If India had learnt any lesson on protecting its women against vile monsters lurking in every alley, two teenage sisters in Utter Pradesh would not have been raped, murdered and hung from a tree. After all, it has been 10 years since the brutal gang rape of a young woman aboard a bus in New Delhi had sent shock waves far and wide. That the six accused have been apprehended by the law enforcement agencies cannot even begin to pay for their crimes. Going by the controversial release of all 11 convicts in another heinous sex crime just last month, these men would most likely (sooner, rather than later) find the state, the law and the society all rooting in their corner. The turning screws can already be heard from afar. As always, the local police have started tearing the victims apart with careless statements about their willingness to accompany the said group. The mother’s account could not be more different: the two girls were forcibly taken from their home in her presence. Meanwhile, the state deputy chief minister promises action that would make the “souls of coming generations (of the perpetrators)…shiver.” Perhaps, he would do well to read his prime minister’s appeal for “greater respect toward women,” and then glance through the horrifying details of the broth brewing underneath his nose.

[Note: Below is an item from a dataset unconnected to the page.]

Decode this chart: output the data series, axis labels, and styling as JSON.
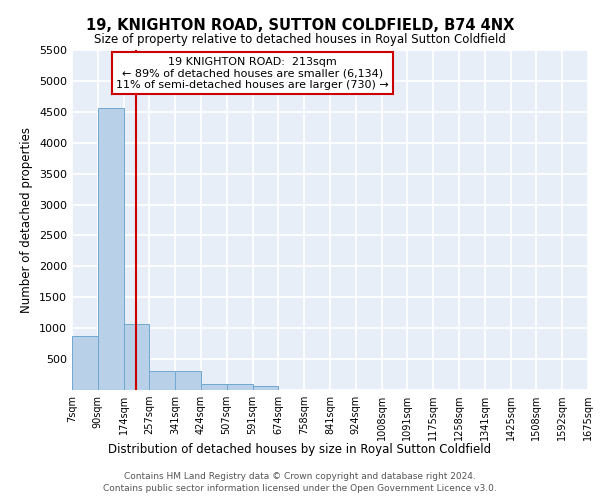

Wasn’t it just two years ago that similar assurances were announced to the mass outcry over the rape and murder of another minor of the same Dalit caste in the same state? India being the most dangerous country to a woman in is old news, but its authorities’ apathy as they turn a blind eye to shocking statistics still remains the deadly elephant in the room. According to data collected by Indian National Crime Records Bureau, there has been an overwhelming 19 per cent increase in rape cases (an average of 87 cases every day) just last year. Let that sink in. 87 girls and women are brutally assaulted–many killed in the process–every day in a country whose unofficial religion celebrates several female deities. Apparently, the goddess-worship does not believe in extending due regard to ordinary women, treated as free lunches (to be ravished by whoever lays eyes on them first). The situation gets even more critical when talking about women from poor and lower-caste backgrounds wherein reported cases of rape have seen an unbelievable 45 per cent rise in the last five years. Since patriarchal notions stop many in their tracks, the government itself believes that gross under-reporting of sexual assault cases goes as high as 99 per cent.

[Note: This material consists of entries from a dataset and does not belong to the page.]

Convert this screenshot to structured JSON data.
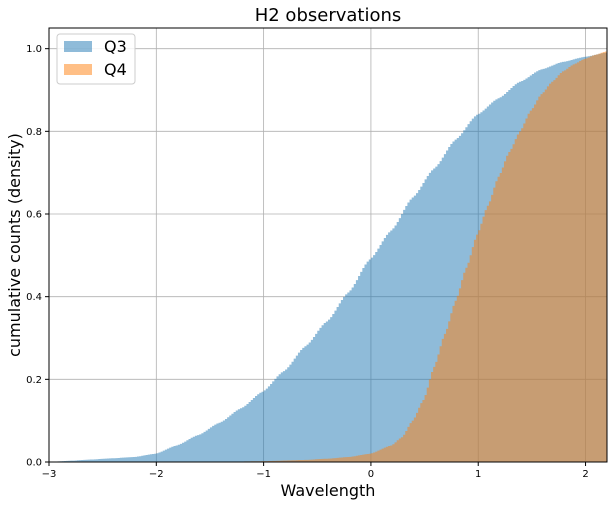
{
  "chart_data": {
    "type": "area",
    "title": "H2 observations",
    "xlabel": "Wavelength",
    "ylabel": "cumulative counts (density)",
    "xlim": [
      -3,
      2.2
    ],
    "ylim": [
      0,
      1.05
    ],
    "xticks": [
      -3,
      -2,
      -1,
      0,
      1,
      2
    ],
    "xtick_labels": [
      "−3",
      "−2",
      "−1",
      "0",
      "1",
      "2"
    ],
    "yticks": [
      0.0,
      0.2,
      0.4,
      0.6,
      0.8,
      1.0
    ],
    "ytick_labels": [
      "0.0",
      "0.2",
      "0.4",
      "0.6",
      "0.8",
      "1.0"
    ],
    "grid": true,
    "legend_position": "top-left",
    "series": [
      {
        "name": "Q3",
        "color": "#1f77b4",
        "alpha": 0.5,
        "x": [
          -3.0,
          -2.8,
          -2.6,
          -2.4,
          -2.2,
          -2.0,
          -1.8,
          -1.6,
          -1.4,
          -1.2,
          -1.0,
          -0.8,
          -0.6,
          -0.4,
          -0.2,
          0.0,
          0.2,
          0.4,
          0.6,
          0.8,
          1.0,
          1.2,
          1.4,
          1.6,
          1.8,
          2.0,
          2.2
        ],
        "y": [
          0.0,
          0.003,
          0.006,
          0.009,
          0.012,
          0.02,
          0.04,
          0.065,
          0.095,
          0.13,
          0.17,
          0.22,
          0.28,
          0.34,
          0.41,
          0.49,
          0.56,
          0.64,
          0.71,
          0.78,
          0.84,
          0.88,
          0.92,
          0.95,
          0.968,
          0.98,
          0.99
        ]
      },
      {
        "name": "Q4",
        "color": "#ff7f0e",
        "alpha": 0.5,
        "x": [
          -3.0,
          -1.5,
          -1.0,
          -0.6,
          -0.4,
          -0.2,
          0.0,
          0.2,
          0.3,
          0.4,
          0.5,
          0.6,
          0.7,
          0.8,
          0.9,
          1.0,
          1.1,
          1.2,
          1.3,
          1.4,
          1.5,
          1.6,
          1.7,
          1.8,
          1.9,
          2.0,
          2.1,
          2.2
        ],
        "y": [
          0.0,
          0.0,
          0.002,
          0.005,
          0.008,
          0.012,
          0.02,
          0.04,
          0.06,
          0.1,
          0.15,
          0.23,
          0.31,
          0.39,
          0.47,
          0.55,
          0.62,
          0.69,
          0.75,
          0.8,
          0.85,
          0.89,
          0.92,
          0.945,
          0.962,
          0.975,
          0.985,
          0.993
        ]
      }
    ]
  }
}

The heart-breaking data would have been enough for any functioning administration to pull up socks and get down to the immediate business of improving the criminalisation of the accused. Led by an ultra-hardliner Hindu nationalist, Yogi Adityanath, the BJP government in the Northern Indian state, however, believes in splashing muddy waters over the bruised faces, showing a menacing finger to those who dare speak for them and move on as if nothing life-shattering happened. Encouraged by an overall impunity culture, those responsible for the heart-breaking list go on unleashing the full brunt of their terror.